Medication related osteonecrosis of the jaw (MRONJ) is a rare adverse effect of anti-resorptive or anti-angiogenic drug therapy that can cause significant morbidity. Commonly prescribed drugs such as bisphosphonates have been associated with MRONJ.
Research shows that general medical practitioners and pharmacists have limited knowledge and awareness of MRONJ and practitioners often fail to provide advice related to it. This is thought to consequently result in poor patient awareness of the condition.
In one study, when asked to identify side effects of bisphosphonate therapy, only a minority of patients receiving IV or oral bisphosphonates were aware of the potential risk of developing osteonecrosis of the jaw.
The aim of this study was to explore the attitudes and perceptions of patients towards the multidisciplinary approach to the prevention of MRONJ.
The research team undertook qualitative interviews with a total of 23 patients; six of whom were diagnosed with MRONJ, 13 who were prescribed bisphosphonates and four patients with osteoporosis not currently prescribed any medication.
Five salient and inter-related themes emerged from the analysed data:
- Quality of life, indicating the physical, psychological and social impact of MRONJ
- Limited knowledge, indicating limited awareness of the condition, risk factors and preventative strategies
- Patient specific themes, referring to the complexity of patients, polypharmacy, prioritising aspects of care and personal responsibility
- Inter-professional management, indicating a perceived organisational hierarchy, professional roles and responsibilities, articulation of risk and communication
- Wider context, indicating demands on NHS resources, and barriers to dental care.

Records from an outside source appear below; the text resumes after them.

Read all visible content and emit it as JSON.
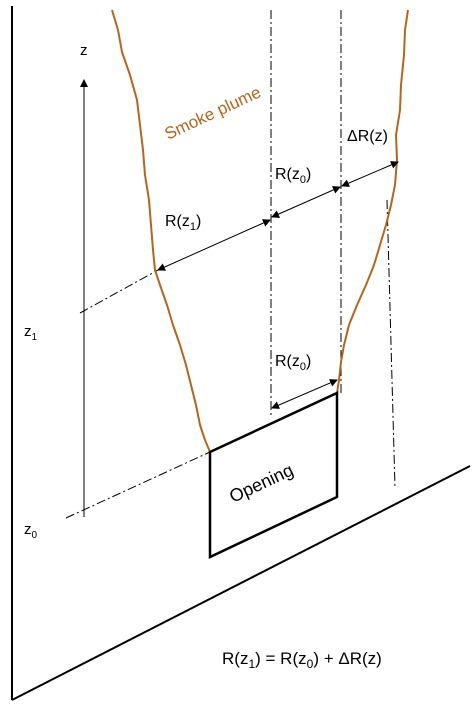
{
  "diagram": {
    "axis": {
      "name": "z"
    },
    "levels": [
      {
        "main": "z",
        "sub": "1"
      },
      {
        "main": "z",
        "sub": "0"
      }
    ],
    "plume_label": "Smoke plume",
    "opening_label": "Opening",
    "radius_labels": {
      "r_z1": {
        "pre": "R(z",
        "sub": "1",
        "post": ")"
      },
      "r_z0_upper": {
        "pre": "R(z",
        "sub": "0",
        "post": ")"
      },
      "r_z0_lower": {
        "pre": "R(z",
        "sub": "0",
        "post": ")"
      },
      "delta_r": "ΔR(z)"
    },
    "equation": {
      "a_pre": "R(z",
      "a_sub": "1",
      "a_post": ") = R(z",
      "b_sub": "0",
      "b_post": ") + ΔR(z)"
    },
    "colors": {
      "plume": "#b5651d",
      "lines": "#000000"
    }
  }
}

The researchers concluded that MRONJ has a significant effect on the quality of life of patients diagnosed with the condition. Patients described both the physical and psychological impact and challenges related to its ongoing management.
Patients from across the three groups all had limited knowledge of the association between bisphosphonates and osteonecrosis of the jaw, and when patients possessed some knowledge, this typically came from the patient information leaflets supplied with medication or from the internet. However, given the demographics of this patient group, access to online information is potentially a challenge for some patients.

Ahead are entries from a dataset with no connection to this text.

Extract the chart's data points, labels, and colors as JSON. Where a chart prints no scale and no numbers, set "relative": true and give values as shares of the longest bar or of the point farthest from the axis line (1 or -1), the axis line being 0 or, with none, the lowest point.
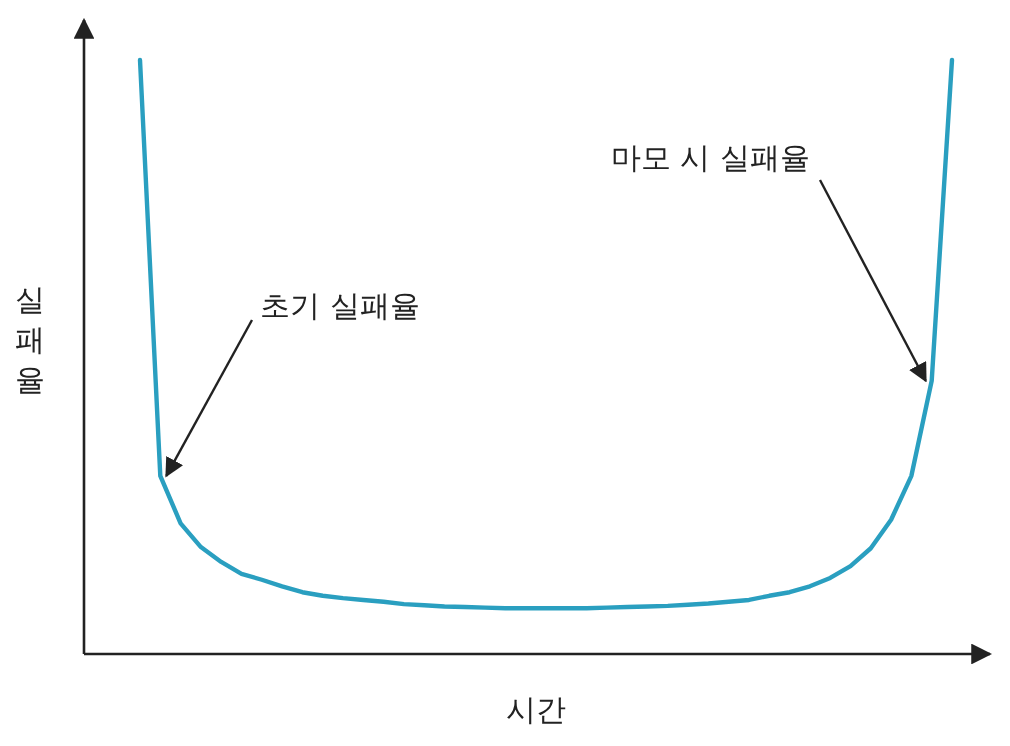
{
  "chart_data": {
    "type": "line",
    "relative": true,
    "xlabel": "시간",
    "ylabel": "실패율",
    "categories": [
      null,
      null,
      null,
      null,
      null,
      null,
      null,
      null,
      null,
      null,
      null,
      null,
      null,
      null,
      null,
      null,
      null,
      null,
      null,
      null,
      null,
      null,
      null,
      null,
      null,
      null,
      null,
      null,
      null,
      null,
      null,
      null,
      null,
      null,
      null,
      null,
      null,
      null,
      null,
      null,
      null
    ],
    "series": [
      {
        "color": "#2a9fc0",
        "values": [
          1.0,
          0.3,
          0.22,
          0.18,
          0.155,
          0.135,
          0.125,
          0.114,
          0.104,
          0.098,
          0.094,
          0.091,
          0.088,
          0.084,
          0.082,
          0.08,
          0.079,
          0.078,
          0.077,
          0.077,
          0.077,
          0.077,
          0.077,
          0.078,
          0.079,
          0.08,
          0.081,
          0.083,
          0.085,
          0.088,
          0.091,
          0.098,
          0.104,
          0.114,
          0.128,
          0.148,
          0.178,
          0.226,
          0.3,
          0.46,
          1.0
        ]
      }
    ],
    "annotations": [
      "초기 실패율",
      "마모 시 실패율"
    ]
  }
}
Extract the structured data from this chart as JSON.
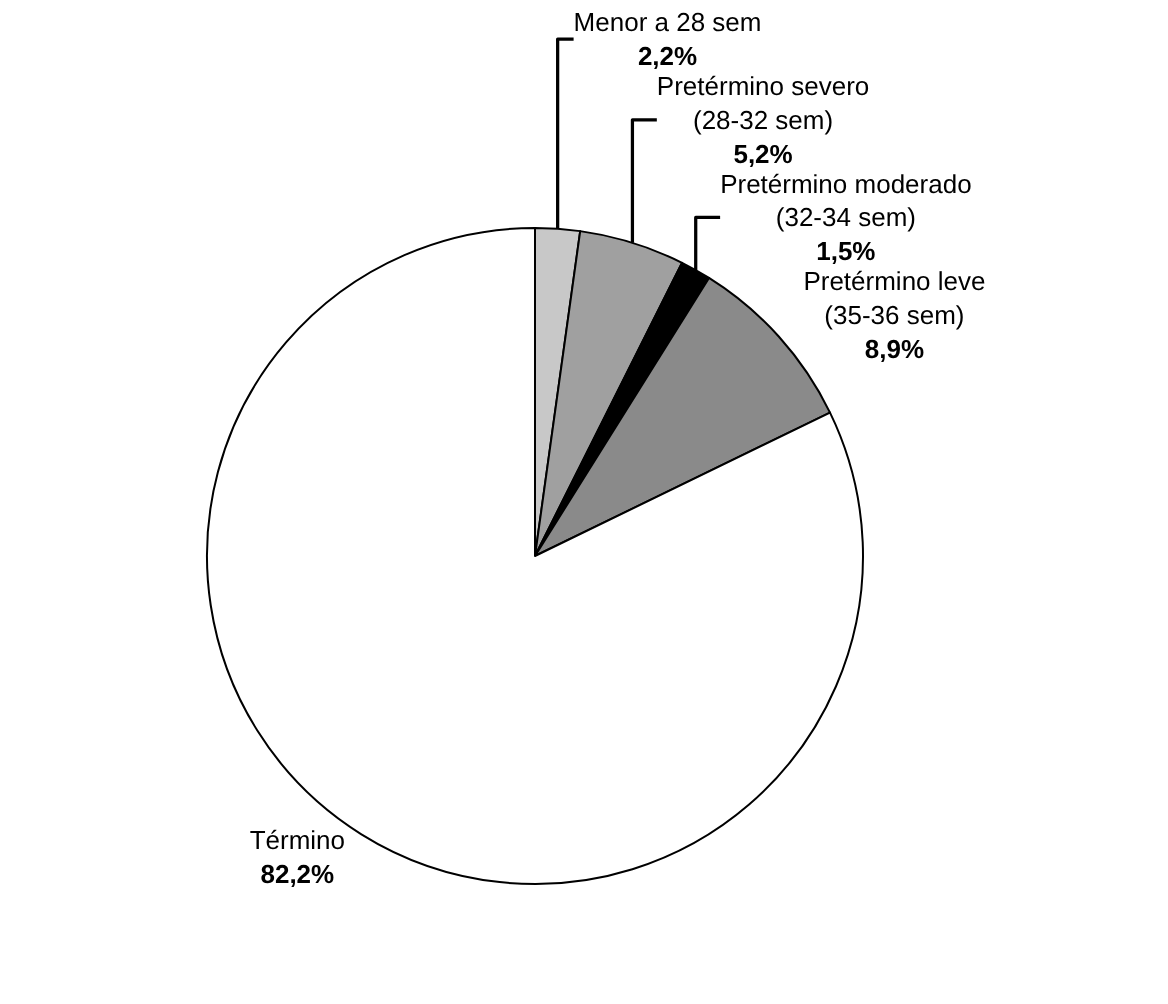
{
  "chart_data": {
    "type": "pie",
    "categories": [
      "Menor a 28 sem",
      "Pretérmino severo (28-32 sem)",
      "Pretérmino moderado (32-34 sem)",
      "Pretérmino leve (35-36 sem)",
      "Término"
    ],
    "values": [
      2.2,
      5.2,
      1.5,
      8.9,
      82.2
    ],
    "value_labels": [
      "2,2%",
      "5,2%",
      "1,5%",
      "8,9%",
      "82,2%"
    ],
    "colors": [
      "#c8c8c8",
      "#a0a0a0",
      "#000000",
      "#8a8a8a",
      "#ffffff"
    ],
    "legend": false
  }
}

Participants described a perceived hierarchy in relation to the management of their health. They expected prescribers to utilise professional judgment on the suitability of the medication for them, and to provide information related to the adverse effects of medications.
They believed that the pharmacist has an important role in reinforcing advice and were positive towards the pharmacist’s role in providing information on medications and conducting medication reviews.

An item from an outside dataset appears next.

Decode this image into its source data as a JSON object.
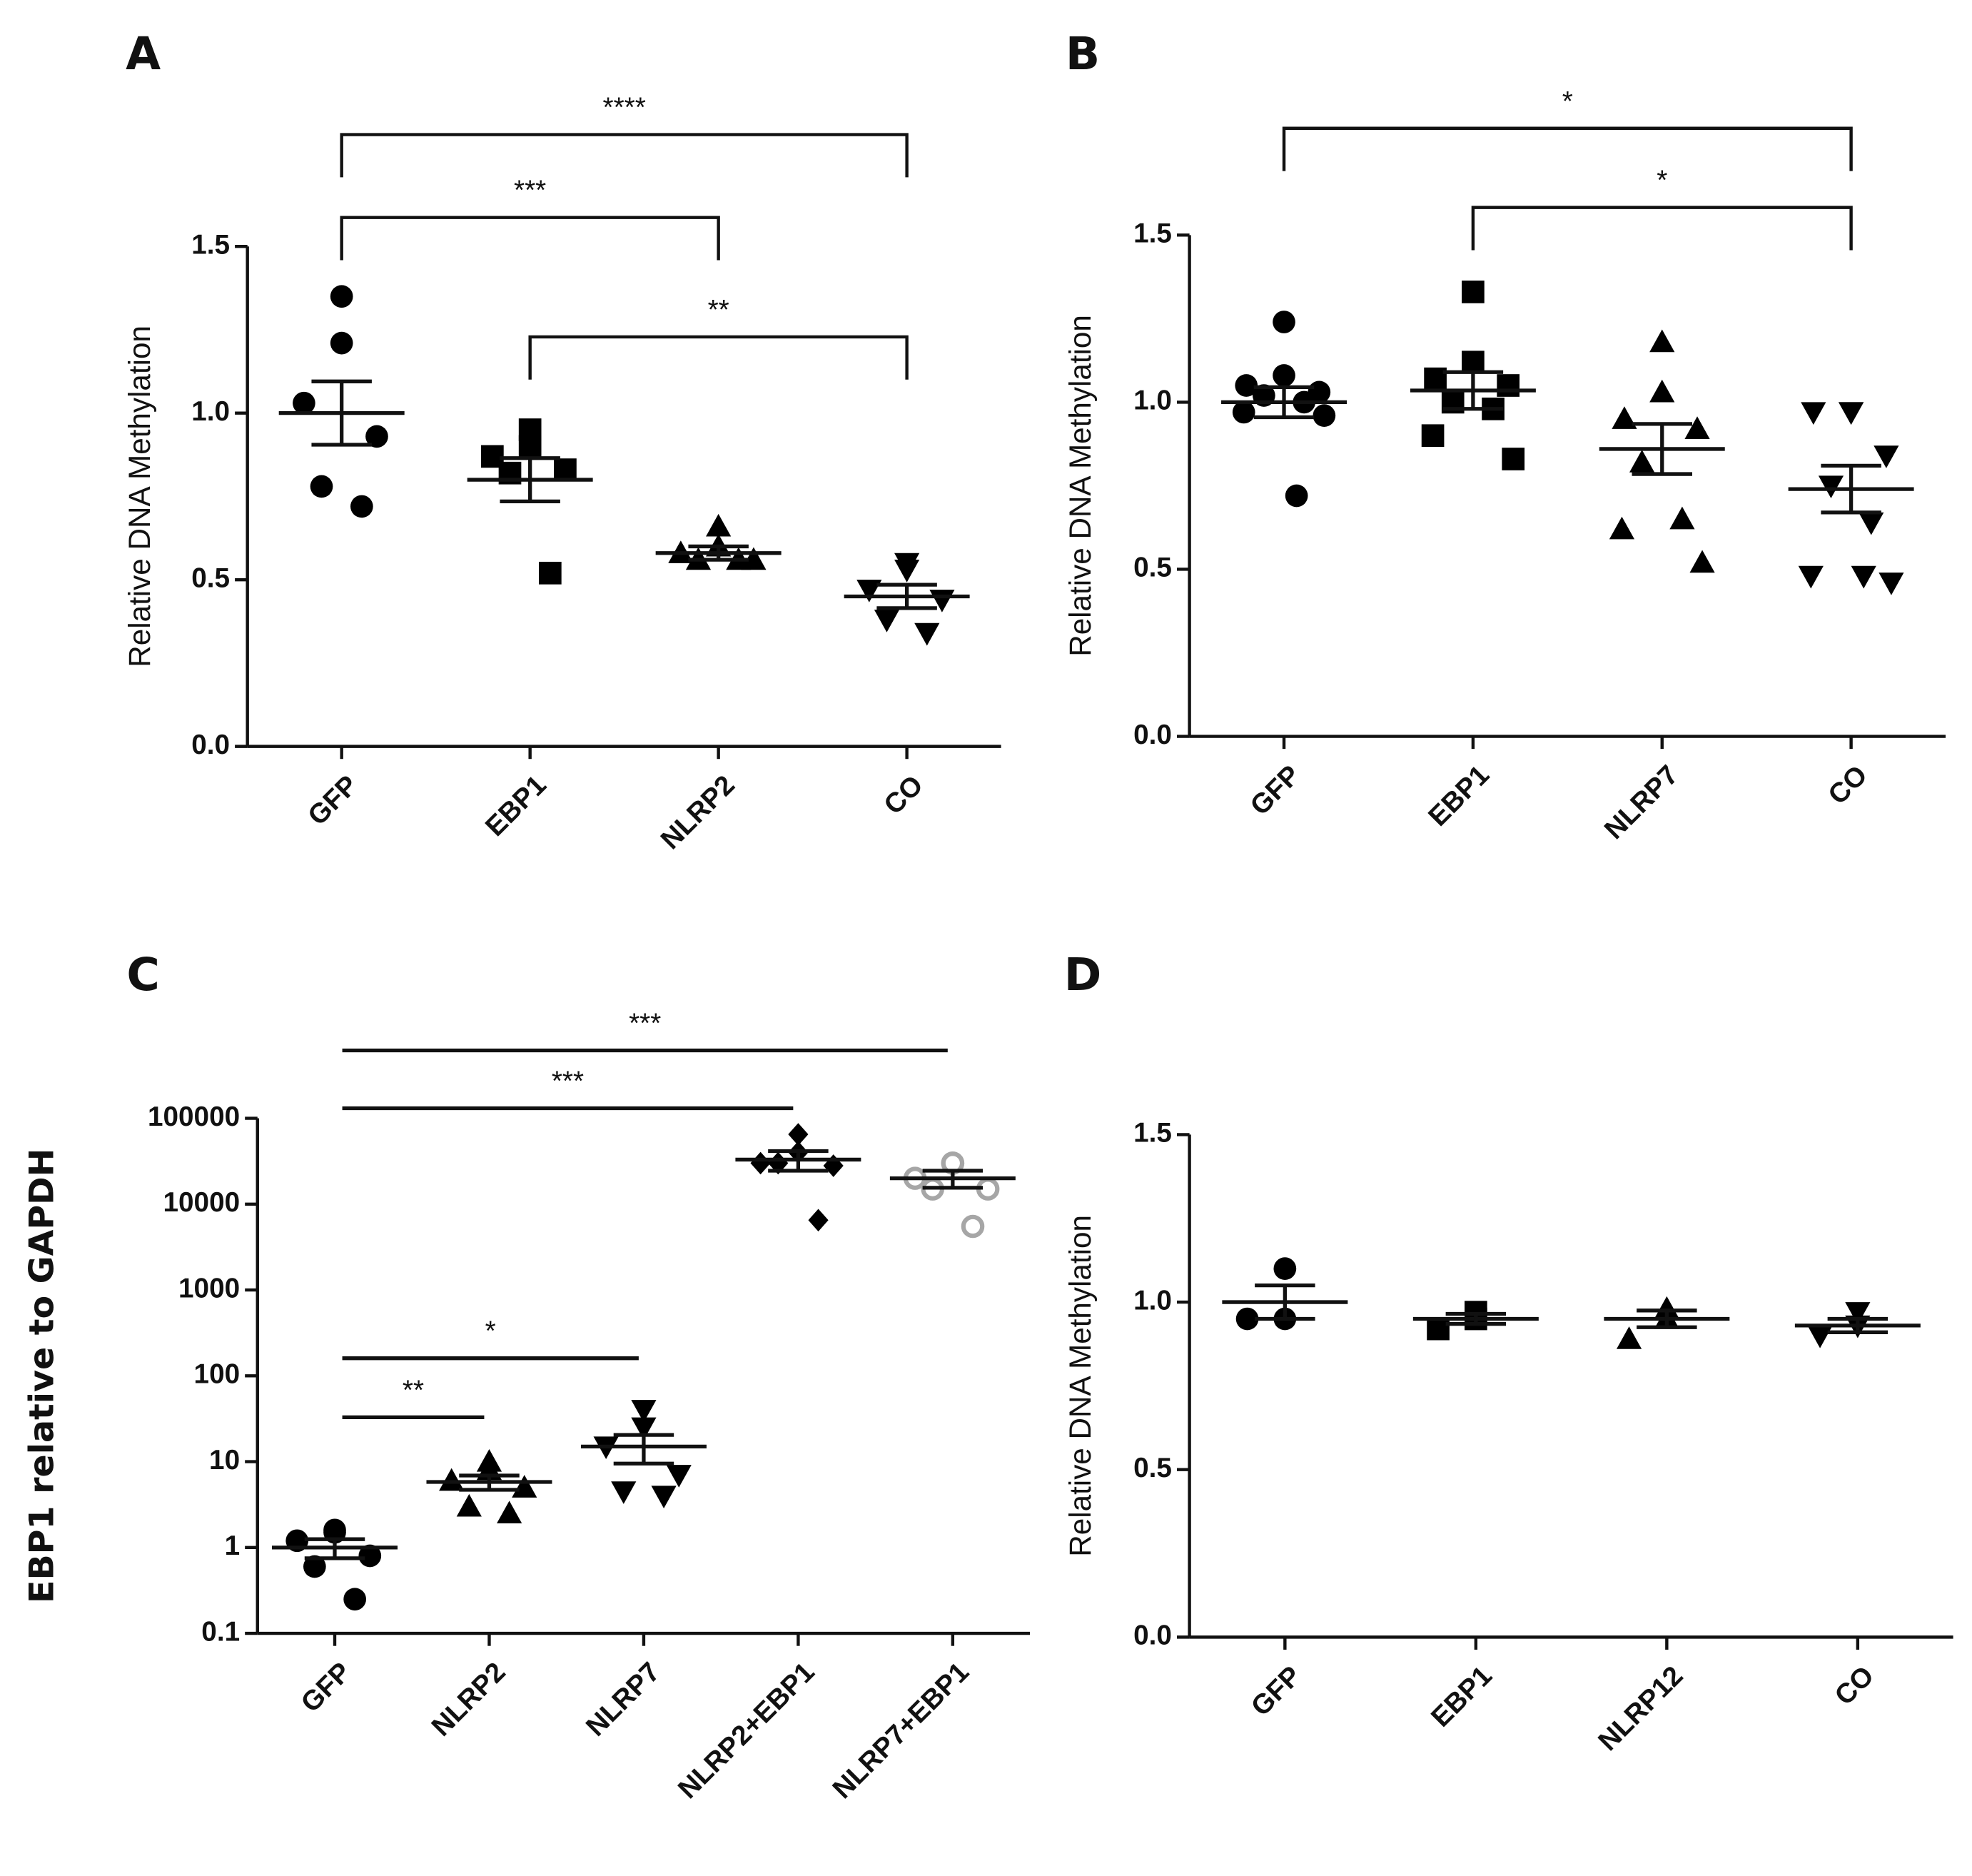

“As this condition can, in many cases, be prevented with appropriate oral health advice and preventative care, the importance of such measures should be stressed to healthcare professionals managing this particular patient group”, says Andrew Sturrock.
“Published clinical guidelines recommend that patients should be referred for dental assessment and treatment prior to initiation of bisphosphonate therapy”, says Andrew Sturrock. “But it is apparent this is not happening.”
So what can be done? “The inclusion of bisphosphonates in the MUR and NMS service specifications could provide an opportunity for reinforcement of preventative advice during the initiation stages of treatment with bisphosphonates”, says Sturrock.
“Participants were receptive to information being shared between the medical and dental services [so] further work to develop interprofessional working between pharmacy and dental professionals could be of particular benefit to this patient group.”